Amazon’s Kindle Store has used the idea of giving away free ebooks to its customers as a way to boost sales and audience interaction. This is great for readers, because the Kindle Store offers over 80,000 completely free titles available for download, even ranking them by popularity so you don’t have to sift through hundreds of pages of results.

Free Booksy

Just like their name suggests, Free Booksy is a website that is focused on being a resource for 100% free books for its users. Not only does Free Booksy have its own collection, the organization also searches the internet to find free offerings from publishers, letting the readers know which and when ebooks are available.

Reedsy Discovery

Reedsy Discovery is one of the most unique websites on this list, because not only does it allow you to read books for free, but you can also directly support authors. First, you will need to apply to become a Reedsy Discovery reviewer, and when you are selected, authors will provide their books for free in exchange for a review, which can potentially help make the book become more popular.

Harlequin Online Reads

If you (or a mature woman in your life) are a fan of romance novels, you’re likely no stranger to Harlequin, one of the most prominent publishers in the romance genre. In addition to publishing a number of titles featuring depictions of Fabio-esque heartthrobs, Harlequin also has a huge online catalogue of serialized tales from some of their most popular authors throughout the years available to read for free.

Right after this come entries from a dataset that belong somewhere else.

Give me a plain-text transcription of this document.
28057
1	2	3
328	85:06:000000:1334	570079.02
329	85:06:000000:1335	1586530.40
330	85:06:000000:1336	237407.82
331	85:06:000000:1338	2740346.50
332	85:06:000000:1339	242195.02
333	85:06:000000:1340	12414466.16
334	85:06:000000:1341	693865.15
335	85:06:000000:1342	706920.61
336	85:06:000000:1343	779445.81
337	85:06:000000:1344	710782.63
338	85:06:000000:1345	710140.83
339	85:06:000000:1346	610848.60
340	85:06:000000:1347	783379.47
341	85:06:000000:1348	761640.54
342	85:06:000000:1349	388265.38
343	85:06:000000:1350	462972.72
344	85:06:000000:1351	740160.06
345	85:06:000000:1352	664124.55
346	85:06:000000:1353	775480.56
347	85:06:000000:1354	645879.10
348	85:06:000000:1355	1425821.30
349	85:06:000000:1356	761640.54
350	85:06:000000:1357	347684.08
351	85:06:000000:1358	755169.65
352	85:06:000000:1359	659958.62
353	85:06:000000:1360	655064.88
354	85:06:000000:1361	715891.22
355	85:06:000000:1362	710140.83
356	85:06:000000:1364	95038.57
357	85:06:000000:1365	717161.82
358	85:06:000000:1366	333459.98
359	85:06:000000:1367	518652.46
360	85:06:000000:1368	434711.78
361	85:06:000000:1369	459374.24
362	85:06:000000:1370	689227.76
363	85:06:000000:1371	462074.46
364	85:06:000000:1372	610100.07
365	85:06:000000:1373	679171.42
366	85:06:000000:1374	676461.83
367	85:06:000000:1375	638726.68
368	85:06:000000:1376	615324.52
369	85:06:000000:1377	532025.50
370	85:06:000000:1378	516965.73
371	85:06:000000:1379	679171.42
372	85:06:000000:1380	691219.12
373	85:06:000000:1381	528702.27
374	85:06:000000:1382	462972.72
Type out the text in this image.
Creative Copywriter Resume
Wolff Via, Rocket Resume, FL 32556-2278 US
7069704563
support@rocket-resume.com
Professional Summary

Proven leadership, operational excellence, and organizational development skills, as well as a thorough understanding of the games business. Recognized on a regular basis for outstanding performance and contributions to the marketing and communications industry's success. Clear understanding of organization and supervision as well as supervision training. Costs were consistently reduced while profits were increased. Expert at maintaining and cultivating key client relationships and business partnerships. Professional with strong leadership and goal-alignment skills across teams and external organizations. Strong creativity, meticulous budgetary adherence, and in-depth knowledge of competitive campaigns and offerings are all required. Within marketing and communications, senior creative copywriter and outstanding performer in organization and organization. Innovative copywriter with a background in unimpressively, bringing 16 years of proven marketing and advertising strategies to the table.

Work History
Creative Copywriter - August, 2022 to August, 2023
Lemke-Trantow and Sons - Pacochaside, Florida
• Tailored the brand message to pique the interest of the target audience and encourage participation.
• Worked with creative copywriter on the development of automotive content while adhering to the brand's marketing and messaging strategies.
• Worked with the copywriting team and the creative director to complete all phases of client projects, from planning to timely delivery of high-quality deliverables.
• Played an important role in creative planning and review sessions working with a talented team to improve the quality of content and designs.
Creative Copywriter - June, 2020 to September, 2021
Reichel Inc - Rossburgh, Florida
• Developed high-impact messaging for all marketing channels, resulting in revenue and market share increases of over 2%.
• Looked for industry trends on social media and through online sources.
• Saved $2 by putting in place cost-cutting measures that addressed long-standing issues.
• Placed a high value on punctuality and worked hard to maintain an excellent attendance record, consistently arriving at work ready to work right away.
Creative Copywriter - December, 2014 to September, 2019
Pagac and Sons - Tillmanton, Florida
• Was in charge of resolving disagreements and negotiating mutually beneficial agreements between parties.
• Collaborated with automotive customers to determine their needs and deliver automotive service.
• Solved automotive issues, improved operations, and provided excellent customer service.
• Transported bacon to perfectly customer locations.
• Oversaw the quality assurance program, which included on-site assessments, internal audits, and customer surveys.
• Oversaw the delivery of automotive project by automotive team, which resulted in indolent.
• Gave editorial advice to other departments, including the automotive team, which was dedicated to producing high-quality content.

Long gone are the days of all too frequent, wallet-draining trips to Barnes & Noble or the walk of shame to the circulation desk at your local library to pay a twenty dollar library fine. Thanks to the internet, book-loving volunteers, and authors and publishers looking to promote their novels, contemporary readers have access to more literature than ever thought possible. 

What are you waiting for? Check out one of the 20 best places to find free books online and get to turning those digital pages!